Et tous les autres étaient du même avis.
— Nous refusons, enfant de macaque, espèce de flic aquatique ! hurla le Rempart — et, si tu étais plus près, je t’apprendrais à insulter les personnes, avec des crachats sur ta sale figure !
— Très bien, dit l’officier, rouge de colère, nous allons en finir.
Mais alors, nous écarta et se montra en avant de nous, le pasteur norwégien Gustav J. K. S. Heysbergch Tantsticktor.
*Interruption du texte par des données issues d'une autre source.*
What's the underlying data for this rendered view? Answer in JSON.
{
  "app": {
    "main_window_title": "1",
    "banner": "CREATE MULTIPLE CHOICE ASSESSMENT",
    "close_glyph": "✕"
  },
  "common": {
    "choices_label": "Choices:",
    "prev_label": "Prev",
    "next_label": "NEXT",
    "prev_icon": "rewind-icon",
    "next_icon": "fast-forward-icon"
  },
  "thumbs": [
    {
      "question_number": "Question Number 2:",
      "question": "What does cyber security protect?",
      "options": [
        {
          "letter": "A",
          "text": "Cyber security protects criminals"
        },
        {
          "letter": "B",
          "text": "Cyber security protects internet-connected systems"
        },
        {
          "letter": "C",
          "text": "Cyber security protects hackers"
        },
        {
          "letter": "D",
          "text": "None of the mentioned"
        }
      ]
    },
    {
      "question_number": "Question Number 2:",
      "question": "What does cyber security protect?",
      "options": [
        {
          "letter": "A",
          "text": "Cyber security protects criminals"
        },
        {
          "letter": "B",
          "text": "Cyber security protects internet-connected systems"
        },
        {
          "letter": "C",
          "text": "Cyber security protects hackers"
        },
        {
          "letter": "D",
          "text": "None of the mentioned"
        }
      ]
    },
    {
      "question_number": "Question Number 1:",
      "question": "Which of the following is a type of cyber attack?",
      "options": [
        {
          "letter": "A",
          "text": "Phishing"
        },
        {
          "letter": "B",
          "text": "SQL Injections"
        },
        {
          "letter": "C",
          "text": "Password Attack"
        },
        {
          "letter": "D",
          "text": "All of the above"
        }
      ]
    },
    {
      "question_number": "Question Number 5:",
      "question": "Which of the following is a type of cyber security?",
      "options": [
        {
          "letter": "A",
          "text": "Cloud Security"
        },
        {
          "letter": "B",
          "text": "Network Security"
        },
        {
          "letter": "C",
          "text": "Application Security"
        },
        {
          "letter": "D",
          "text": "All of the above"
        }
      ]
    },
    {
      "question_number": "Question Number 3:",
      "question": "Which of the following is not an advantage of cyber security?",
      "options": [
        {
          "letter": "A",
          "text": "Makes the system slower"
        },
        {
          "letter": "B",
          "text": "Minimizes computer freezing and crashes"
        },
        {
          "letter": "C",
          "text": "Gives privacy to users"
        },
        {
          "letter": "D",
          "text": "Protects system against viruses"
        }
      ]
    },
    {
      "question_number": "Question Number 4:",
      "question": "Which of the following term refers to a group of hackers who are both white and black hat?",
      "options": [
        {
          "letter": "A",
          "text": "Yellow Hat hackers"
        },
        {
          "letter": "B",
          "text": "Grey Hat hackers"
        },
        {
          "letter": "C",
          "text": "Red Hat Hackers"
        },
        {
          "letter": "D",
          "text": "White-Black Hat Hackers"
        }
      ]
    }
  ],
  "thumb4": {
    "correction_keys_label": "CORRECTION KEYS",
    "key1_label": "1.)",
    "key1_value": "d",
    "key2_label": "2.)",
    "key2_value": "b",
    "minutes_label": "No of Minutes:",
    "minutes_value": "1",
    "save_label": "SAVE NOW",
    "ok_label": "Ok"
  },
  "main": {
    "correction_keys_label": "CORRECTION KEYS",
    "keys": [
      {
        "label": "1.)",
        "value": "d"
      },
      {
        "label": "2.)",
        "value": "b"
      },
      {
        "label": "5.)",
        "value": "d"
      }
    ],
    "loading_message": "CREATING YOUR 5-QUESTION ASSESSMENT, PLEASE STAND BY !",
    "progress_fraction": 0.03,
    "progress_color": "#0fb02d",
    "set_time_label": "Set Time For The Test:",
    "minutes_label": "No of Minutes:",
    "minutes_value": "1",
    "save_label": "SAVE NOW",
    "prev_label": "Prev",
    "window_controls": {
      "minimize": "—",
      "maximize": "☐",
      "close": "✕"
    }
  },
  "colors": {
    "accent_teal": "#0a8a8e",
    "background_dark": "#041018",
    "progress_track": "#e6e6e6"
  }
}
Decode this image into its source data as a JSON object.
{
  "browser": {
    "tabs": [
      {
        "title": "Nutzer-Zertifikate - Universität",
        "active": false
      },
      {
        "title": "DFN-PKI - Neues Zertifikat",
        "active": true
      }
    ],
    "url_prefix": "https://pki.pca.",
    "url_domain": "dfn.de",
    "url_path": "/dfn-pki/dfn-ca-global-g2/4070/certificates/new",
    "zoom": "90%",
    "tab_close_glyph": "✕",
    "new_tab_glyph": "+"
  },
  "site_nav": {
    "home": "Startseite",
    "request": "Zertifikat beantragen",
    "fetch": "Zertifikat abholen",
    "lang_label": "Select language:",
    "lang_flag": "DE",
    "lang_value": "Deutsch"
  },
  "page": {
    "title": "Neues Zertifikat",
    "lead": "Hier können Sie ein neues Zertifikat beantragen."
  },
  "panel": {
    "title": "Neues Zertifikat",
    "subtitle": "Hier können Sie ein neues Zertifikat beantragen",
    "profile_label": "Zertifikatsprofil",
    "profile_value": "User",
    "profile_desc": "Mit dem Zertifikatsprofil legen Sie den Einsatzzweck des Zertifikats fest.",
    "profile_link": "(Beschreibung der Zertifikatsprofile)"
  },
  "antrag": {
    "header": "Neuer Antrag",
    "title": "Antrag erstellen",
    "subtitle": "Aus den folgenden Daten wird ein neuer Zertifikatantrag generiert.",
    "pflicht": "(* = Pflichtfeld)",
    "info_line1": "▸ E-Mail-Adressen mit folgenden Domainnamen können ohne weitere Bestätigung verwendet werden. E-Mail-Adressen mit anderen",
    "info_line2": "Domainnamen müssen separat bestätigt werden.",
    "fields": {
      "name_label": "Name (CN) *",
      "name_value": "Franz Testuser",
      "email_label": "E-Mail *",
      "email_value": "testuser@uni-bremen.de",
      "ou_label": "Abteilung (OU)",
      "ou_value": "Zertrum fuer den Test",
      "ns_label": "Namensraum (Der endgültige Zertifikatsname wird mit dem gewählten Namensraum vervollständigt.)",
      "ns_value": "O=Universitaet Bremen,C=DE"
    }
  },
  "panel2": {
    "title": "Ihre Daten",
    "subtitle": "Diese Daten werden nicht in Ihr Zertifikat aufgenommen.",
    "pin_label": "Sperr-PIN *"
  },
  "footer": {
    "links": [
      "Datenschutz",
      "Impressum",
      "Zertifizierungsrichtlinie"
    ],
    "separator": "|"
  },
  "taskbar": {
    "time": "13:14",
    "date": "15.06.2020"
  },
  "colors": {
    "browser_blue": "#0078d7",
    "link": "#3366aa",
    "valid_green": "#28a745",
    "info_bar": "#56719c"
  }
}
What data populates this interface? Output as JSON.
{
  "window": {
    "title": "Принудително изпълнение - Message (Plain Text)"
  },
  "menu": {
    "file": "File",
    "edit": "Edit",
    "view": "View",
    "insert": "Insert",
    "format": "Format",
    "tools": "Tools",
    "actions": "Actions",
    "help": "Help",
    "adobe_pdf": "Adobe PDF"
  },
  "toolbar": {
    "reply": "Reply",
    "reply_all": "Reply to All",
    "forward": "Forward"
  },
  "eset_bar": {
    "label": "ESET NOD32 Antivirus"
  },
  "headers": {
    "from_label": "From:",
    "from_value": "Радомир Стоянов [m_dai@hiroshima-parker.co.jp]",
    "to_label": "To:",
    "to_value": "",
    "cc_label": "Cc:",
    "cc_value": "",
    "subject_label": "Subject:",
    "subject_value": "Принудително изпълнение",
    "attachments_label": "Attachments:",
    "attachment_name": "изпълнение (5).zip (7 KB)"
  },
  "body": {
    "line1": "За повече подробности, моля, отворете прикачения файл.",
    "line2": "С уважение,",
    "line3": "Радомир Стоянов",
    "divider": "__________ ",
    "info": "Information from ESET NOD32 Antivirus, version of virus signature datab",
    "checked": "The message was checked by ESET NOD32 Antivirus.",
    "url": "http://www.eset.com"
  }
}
Il agitait son mouchoir. Il marchait la tête nue, calme, en plein soleil. Ses vêtements noirs pendaient autour de lui et ses cheveux blonds étaient rejetés en arrière. Il s’arrêta et parla aux douaniers.
— Militaires très honorifiques, dit-il, il ne faut pas, car cela n’est pas le juste. Voilà que vous êtes en nombre de cent et beaucoup plus, et eux, huit en tout. Ils n’ont rien fait avant que le premier attaquement jadis, les excite. Et, maintenant, celui-là que vous voulez être livré, est un qui mesure les plus antiques.
Songez que le saignement reviendra contre vos descendances et que vous serez une journée devant le grand Dieu qui est terrible dans son furie. Et, devant Lui, il n’y aura ni galonnement, ni honneurs, ni mensonges, ni prévariquements, ni excuses, mais rien que les âmes à vous, toutes sans habits et dans le nudité véritable. Donc, je vous dis fortement : Retirez-vous et laissez eux rejoindre son occupation sans qu’il y ait massacrage…
Ainsi, il parlait. Mais alors, dans les rangs des douaniers, je ne sais quelle brute qui aurait mérité qu’on la brûlât toute vive fit feu sur le pasteur Tantsticktor et l’atteignit en pleine poitrine. Le pasteur tourna sur lui-même et tomba en criant :
— Seigneur grand Dieu, je suis mourru ! Il fit un soubresaut encore et expira.